As a course we were invited to see his one man performance at The Old Vic Theatre, to which he was artistic director for many years, and attend an after show discussion with him to ask some brewing questions we had. One student mentioned the role of vocal training and its MANY areas of focus, querying whether the voice needed such attention and if Mr Spacey himself readily practiced or attempted to ground and/or support his voice on or before coming on set. Spacey’s response was a tad unexpected, ‘in my opinion you have only got one voice so use it, sometimes I scream to the back of a space and care little about support. If you want to convey emotion with the voice go for it and screw technique, don’t hold back!’ At this point all our vocal coaches turned away in slight despair (as you can imagine) whilst our minds were sent spinning after a radical speech brought all the work our coaches had passed on to us into question. Not everyone works in the same way and although Kevin Spacey is a respected actor and director his way of working will differ I’m sure tremendously from others. Still doesn’t hurt to question the norm.

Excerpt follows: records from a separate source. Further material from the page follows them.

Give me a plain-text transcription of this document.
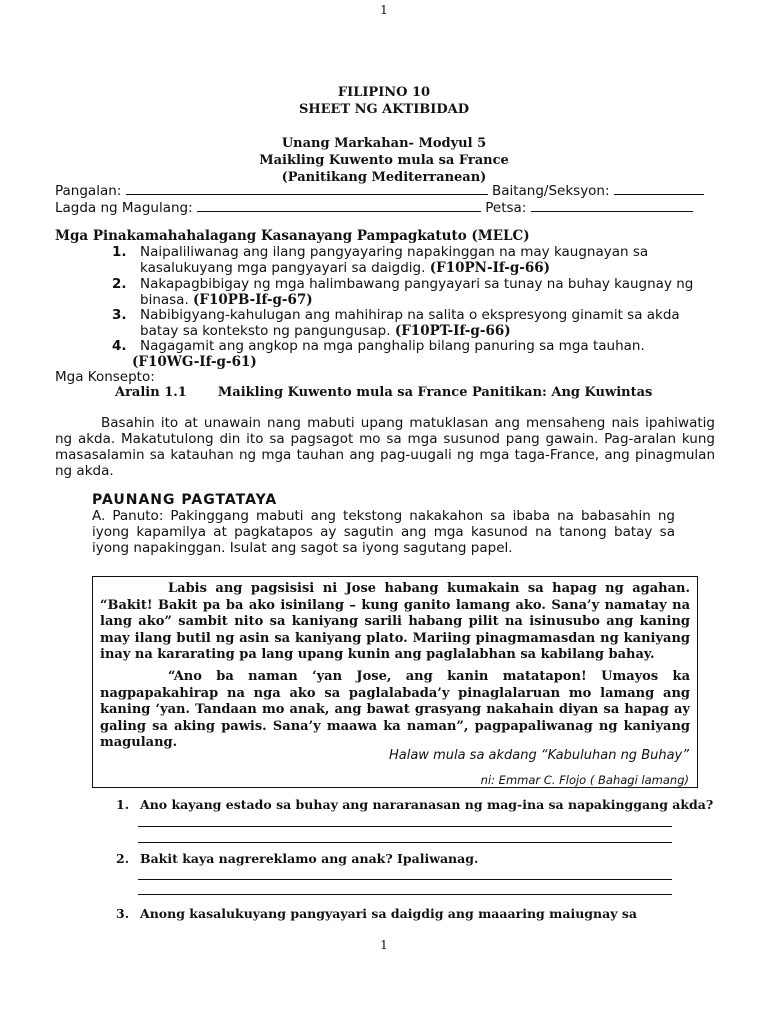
1
FILIPINO 10
SHEET NG AKTIBIDAD
Unang Markahan- Modyul 5
Maikling Kuwento mula sa France
(Panitikang Mediterranean)
Pangalan:	Baitang/Seksyon:
Lagda ng Magulang:	Petsa:
Mga Pinakamahahalagang Kasanayang Pampagkatuto (MELC)
1. Naipaliliwanag ang ilang pangyayaring napakinggan na may kaugnayan sa kasalukuyang mga pangyayari sa daigdig. (F10PN-If-g-66)
2. Nakapagbibigay ng mga halimbawang pangyayari sa tunay na buhay kaugnay ng binasa. (F10PB-If-g-67)
3. Nabibigyang-kahulugan ang mahihirap na salita o ekspresyong ginamit sa akda batay sa konteksto ng pangungusap. (F10PT-If-g-66)
4. Nagagamit ang angkop na mga panghalip bilang panuring sa mga tauhan.
(F10WG-If-g-61)
Mga Konsepto:
Aralin 1.1 Maikling Kuwento mula sa France Panitikan: Ang Kuwintas
Basahin ito at unawain nang mabuti upang matuklasan ang mensaheng nais ipahiwatig ng akda. Makatutulong din ito sa pagsagot mo sa mga susunod pang gawain. Pag-aralan kung masasalamin sa katauhan ng mga tauhan ang pag-uugali ng mga taga-France, ang pinagmulan ng akda.
PAUNANG PAGTATAYA
A. Panuto: Pakinggang mabuti ang tekstong nakakahon sa ibaba na babasahin ng iyong kapamilya at pagkatapos ay sagutin ang mga kasunod na tanong batay sa iyong napakinggan. Isulat ang sagot sa iyong sagutang papel.
Labis ang pagsisisi ni Jose habang kumakain sa hapag ng agahan. “Bakit! Bakit pa ba ako isinilang – kung ganito lamang ako. Sana’y namatay na lang ako” sambit nito sa kaniyang sarili habang pilit na isinusubo ang kaning may ilang butil ng asin sa kaniyang plato. Mariing pinagmamasdan ng kaniyang inay na kararating pa lang upang kunin ang paglalabhan sa kabilang bahay.
“Ano ba naman ‘yan Jose, ang kanin matatapon! Umayos ka nagpapakahirap na nga ako sa paglalabada’y pinaglalaruan mo lamang ang kaning ‘yan. Tandaan mo anak, ang bawat grasyang nakahain diyan sa hapag ay galing sa aking pawis. Sana’y maawa ka naman”, pagpapaliwanag ng kaniyang magulang.
Halaw mula sa akdang “Kabuluhan ng Buhay”
ni: Emmar C. Flojo ( Bahagi lamang)
1. Ano kayang estado sa buhay ang nararanasan ng mag-ina sa napakinggang akda?
2. Bakit kaya nagrereklamo ang anak? Ipaliwanag.
3. Anong kasalukuyang pangyayari sa daigdig ang maaaring maiugnay sa
1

Moving on deeper into the expenditure of a vocal coach may prove surprisingly costly when compared to the added extras within a set drama course. Private attention and training costs and it is up to the individual whether they consider this to be the more worthwhile option, or if the money should be spent on something more beneficial. Such as spotlight (casting sites), travel expenses to auditions, creating showreels, etc. Actors have a lot to invest in and in the grand scheme of things is vocal training just slowing down and wasting away the already limited budget many people don’t have to waste. I suppose if you are successful in the future, or the company hiring you believes a little vocal attention is necessary then a situation like that has a great deal more positives, but if you are a recent graduate with a debt the size of Mount Everest over you then…well you be the judge. Then does all that 3 year vocal training at drama school disappear without practice or a guiding hand to take you any further?
Questions, varying prospectives and no answers, but like many things in the arts industry you never reach a definite end, but rather the end of a chapter in the knowledge of starting a brand new one shortly after. Vocal training can be costly, but whether this cost becomes an investment is up to the individual to decide.